Recently, a first time entrepreneur asked me for advice on “revenue sharing agreements.” He mentioned that it was taking his startup team a lot of time to work through this issue. I started telling him that in my experience, “rev shares” had a typical structure with partners getting a percentage kickback for business they send your way. He shook his head, and responded, “No, I mean revenue sharing among business partners.” I stared back, not understanding. Then it dawned on me: he was asking how he and his business partners should split profits among themselves. I asked him how much revenue they were generating.
“Zero.”
“Do you have a product yet? How much revenue do you expect to bring in in the next 6 months?”
“No. Close to zero.”
“Why are you wasting valuable time debating something so irrelevant?” I asked. “At this stage of your business, your every moment should be spent either talking to customers or building an MVP (minimal viable product).” This conversation followed me around for a while: it seemed that everywhere I looked, entrepreneurs were focusing on nonexistent issues.

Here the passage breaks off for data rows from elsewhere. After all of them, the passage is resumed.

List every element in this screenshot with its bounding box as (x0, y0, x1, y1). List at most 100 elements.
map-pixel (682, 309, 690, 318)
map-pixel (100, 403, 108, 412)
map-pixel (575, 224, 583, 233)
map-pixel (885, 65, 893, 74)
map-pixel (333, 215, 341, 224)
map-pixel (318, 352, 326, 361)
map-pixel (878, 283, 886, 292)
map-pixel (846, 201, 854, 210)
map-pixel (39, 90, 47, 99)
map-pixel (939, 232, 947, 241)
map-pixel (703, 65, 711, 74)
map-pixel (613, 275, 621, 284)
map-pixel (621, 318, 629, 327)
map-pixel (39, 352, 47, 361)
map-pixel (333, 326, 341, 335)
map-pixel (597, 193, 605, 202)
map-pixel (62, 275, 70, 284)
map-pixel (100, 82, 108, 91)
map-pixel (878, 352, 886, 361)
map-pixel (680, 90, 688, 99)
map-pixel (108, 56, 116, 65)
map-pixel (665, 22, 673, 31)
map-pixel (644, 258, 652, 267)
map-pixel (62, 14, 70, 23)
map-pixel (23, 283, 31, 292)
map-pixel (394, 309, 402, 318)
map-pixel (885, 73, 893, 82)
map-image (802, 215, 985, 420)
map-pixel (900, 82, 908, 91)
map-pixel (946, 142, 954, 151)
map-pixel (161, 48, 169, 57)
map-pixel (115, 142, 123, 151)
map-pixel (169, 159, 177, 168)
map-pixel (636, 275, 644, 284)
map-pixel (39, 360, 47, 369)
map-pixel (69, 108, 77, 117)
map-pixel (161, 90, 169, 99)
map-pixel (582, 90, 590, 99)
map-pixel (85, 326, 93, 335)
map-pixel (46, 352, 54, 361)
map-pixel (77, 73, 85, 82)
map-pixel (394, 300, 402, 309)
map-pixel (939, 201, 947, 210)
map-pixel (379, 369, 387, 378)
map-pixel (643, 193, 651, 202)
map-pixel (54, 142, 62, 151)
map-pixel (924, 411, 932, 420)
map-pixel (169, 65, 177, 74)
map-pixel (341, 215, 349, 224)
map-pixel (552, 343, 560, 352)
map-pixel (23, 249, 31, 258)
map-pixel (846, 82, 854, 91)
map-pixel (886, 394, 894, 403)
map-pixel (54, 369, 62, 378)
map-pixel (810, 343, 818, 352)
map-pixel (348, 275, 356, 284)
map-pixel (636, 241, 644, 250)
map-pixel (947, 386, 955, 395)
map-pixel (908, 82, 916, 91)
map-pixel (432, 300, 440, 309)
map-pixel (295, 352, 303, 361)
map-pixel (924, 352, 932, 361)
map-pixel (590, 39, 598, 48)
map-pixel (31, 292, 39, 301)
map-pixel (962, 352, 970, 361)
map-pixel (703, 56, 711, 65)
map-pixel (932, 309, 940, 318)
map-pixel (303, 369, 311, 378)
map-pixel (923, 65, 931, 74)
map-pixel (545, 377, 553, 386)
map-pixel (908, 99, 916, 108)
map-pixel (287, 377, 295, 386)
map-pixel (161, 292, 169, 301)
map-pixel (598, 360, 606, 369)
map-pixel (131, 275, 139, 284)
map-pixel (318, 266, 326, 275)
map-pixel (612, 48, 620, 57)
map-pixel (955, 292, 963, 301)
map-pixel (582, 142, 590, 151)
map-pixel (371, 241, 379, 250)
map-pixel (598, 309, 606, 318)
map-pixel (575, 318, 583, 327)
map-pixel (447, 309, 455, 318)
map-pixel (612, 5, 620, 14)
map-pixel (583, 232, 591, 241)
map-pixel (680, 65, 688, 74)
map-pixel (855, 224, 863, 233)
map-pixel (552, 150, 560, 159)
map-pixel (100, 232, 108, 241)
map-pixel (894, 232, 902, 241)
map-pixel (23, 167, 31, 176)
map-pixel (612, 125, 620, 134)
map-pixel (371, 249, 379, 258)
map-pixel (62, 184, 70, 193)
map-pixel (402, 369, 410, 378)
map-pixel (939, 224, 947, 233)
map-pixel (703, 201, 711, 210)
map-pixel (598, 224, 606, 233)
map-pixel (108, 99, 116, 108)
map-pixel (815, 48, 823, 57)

For example, how to deal with scaling before product-market fit was reached, fundraising before gaining traction, building a product before validating a market. Why?
Startups are really, really hard. {EL: You’ve got that right sista!} Time and money are scarce, and they become scarcer when teams focus on things that won’t define their success and will lead them closer and closer to failure. Most startups fail, and my hypothesis is that many times it’s for reasons like the argument outlined above: Instead of focusing on creating substantial value for customers, they focus on future problems contingent on their success. It’s a lot easier to imagine success than failure.